Kyle’s eyes widened. “You want to play my game?”
“Yes. Now that we have everything we need for our plan, we have time to play Super Death Race. I can’t wait to beat you to your own game.”
“That’s impossible.”
“We shall see.”
Kyle put on Freddie’s NAST casing and left for his aunt’s house.
* * * * *
When Professor Reed arrived home, he went straight to his study, opened his laptop and played the audio files from his flash disk. None of the recordings was useful. These people either knew nothing about Freddie and Jennifer’s whereabouts or they were deliberately avoiding talking about the two fugitives. Throughout the day there ha
d been many red alerts in the NASP computer hall but none of them pointed to the fugitives.

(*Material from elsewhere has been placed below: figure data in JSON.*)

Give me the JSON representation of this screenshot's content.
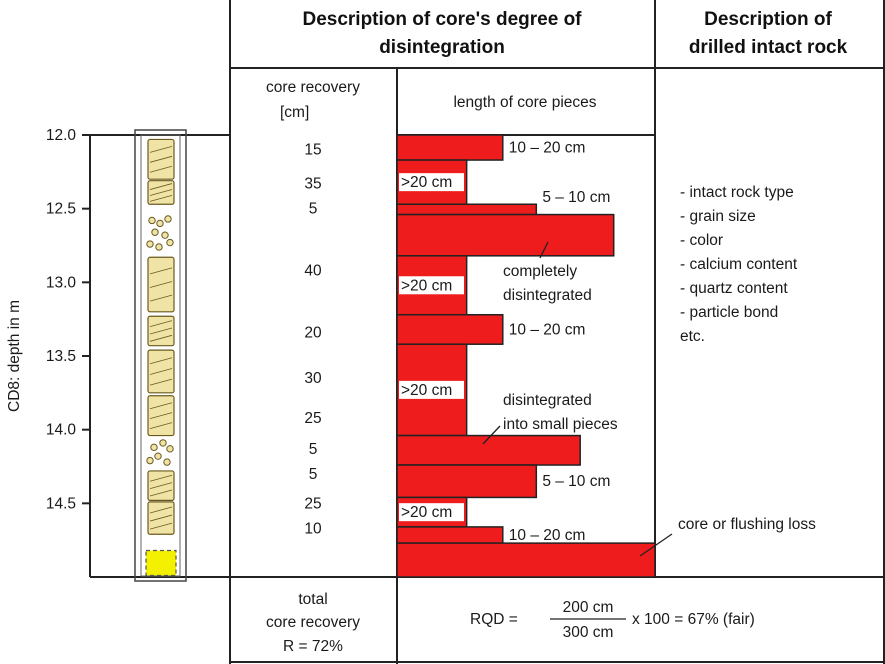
{
  "header": {
    "disintegration_title_line1": "Description of core's degree of",
    "disintegration_title_line2": "disintegration",
    "intact_title_line1": "Description of",
    "intact_title_line2": "drilled intact rock"
  },
  "columns": {
    "recovery_header_line1": "core recovery",
    "recovery_header_line2": "[cm]",
    "length_header": "length of core pieces"
  },
  "depth_axis": {
    "label": "CD8: depth in m",
    "ticks": [
      "12.0",
      "12.5",
      "13.0",
      "13.5",
      "14.0",
      "14.5"
    ]
  },
  "recovery_values": [
    {
      "value": "15",
      "depth": 12.1
    },
    {
      "value": "35",
      "depth": 12.33
    },
    {
      "value": "5",
      "depth": 12.5
    },
    {
      "value": "40",
      "depth": 12.92
    },
    {
      "value": "20",
      "depth": 13.34
    },
    {
      "value": "30",
      "depth": 13.65
    },
    {
      "value": "25",
      "depth": 13.92
    },
    {
      "value": "5",
      "depth": 14.13
    },
    {
      "value": "5",
      "depth": 14.3
    },
    {
      "value": "25",
      "depth": 14.5
    },
    {
      "value": "10",
      "depth": 14.67
    }
  ],
  "length_pieces": [
    {
      "top": 12.0,
      "bottom": 12.17,
      "relative_length": 0.41,
      "label": "10 – 20 cm"
    },
    {
      "top": 12.17,
      "bottom": 12.47,
      "relative_length": 0.27,
      "label": ">20 cm"
    },
    {
      "top": 12.47,
      "bottom": 12.54,
      "relative_length": 0.54,
      "label": "5 – 10 cm"
    },
    {
      "top": 12.54,
      "bottom": 12.82,
      "relative_length": 0.84,
      "label": ""
    },
    {
      "top": 12.82,
      "bottom": 13.22,
      "relative_length": 0.27,
      "label": ">20 cm"
    },
    {
      "top": 13.22,
      "bottom": 13.42,
      "relative_length": 0.41,
      "label": "10 – 20 cm"
    },
    {
      "top": 13.42,
      "bottom": 14.04,
      "relative_length": 0.27,
      "label": ">20 cm"
    },
    {
      "top": 14.04,
      "bottom": 14.24,
      "relative_length": 0.71,
      "label": ""
    },
    {
      "top": 14.24,
      "bottom": 14.46,
      "relative_length": 0.54,
      "label": "5 – 10 cm"
    },
    {
      "top": 14.46,
      "bottom": 14.66,
      "relative_length": 0.27,
      "label": ">20 cm"
    },
    {
      "top": 14.66,
      "bottom": 14.77,
      "relative_length": 0.41,
      "label": "10 – 20 cm"
    },
    {
      "top": 14.77,
      "bottom": 15.0,
      "relative_length": 1.0,
      "label": ""
    }
  ],
  "annotations": {
    "completely_line1": "completely",
    "completely_line2": "disintegrated",
    "small_line1": "disintegrated",
    "small_line2": "into small pieces",
    "loss": "core or flushing loss"
  },
  "intact_rock_list": [
    "- intact rock type",
    "- grain size",
    "- color",
    "- calcium content",
    "- quartz content",
    "- particle bond",
    "  etc."
  ],
  "footer": {
    "total_line1": "total",
    "total_line2": "core recovery",
    "total_line3": "R = 72%",
    "rqd_label": "RQD =",
    "rqd_numerator": "200 cm",
    "rqd_denominator": "300 cm",
    "rqd_result": "x 100 = 67% (fair)"
  },
  "colors": {
    "bar": "#ee1c1c",
    "core": "#efe4a6",
    "core_edge": "#6b5a1e",
    "loss_fill": "#f3f000"
  }
}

“Darling, dinner is ready,” Mrs Reed said, standing at the door. She never entered the study. It was forbidden territory.
“I will come when I’m finished.”
Mrs Reed, knowing he would not tolerate any further words, slowly walked back to the dining room.
“Freddie Young, where are you?” Reed reflected. What could he do to catch Freddie and Jennifer? He had only one option left. He had to use NASP’s ‘wanted persons facility.’ “I will get you, Freddie and Jennifer,” Reed said, thanking his wisdom in installing the wanted persons facility in NASP. The facility involved uploading the voiceprints of a wanted person to all active electronic gags in the country. If a fugitive said a word within the range of any electronic gag, the gag would recognize the fugitive’s voice and alert the CIB. Professor Reed had been reluctant to use this facility because he knew that uploading voiceprints into all active electronic gags would overload the network. He was going to the CIB headquarters first thing in the morning to upload Freddie and Jennifer’s voiceprints into every active electronic gag in the Ten Districts of America. If the two fugitives said anything within range of an active electronic gag, the CIB would know their location.
“Checkmate,” he said before he sprang to his feet and followed his wife to the kitchen.
Professor Reed drove out of his house just after four in the morning. He wanted to arrive at the CIB headquarters early so that he could upload Freddie and Jennifer’s voiceprints when the NASP network and the TD Communications cell network had low traffic. An electronic gag only transmitted a signal to the network when its bearer said something or when he moved three meters. With most people in bed at this hour only a small percentage of electronic gags was transmitting and the network wasn’t busy.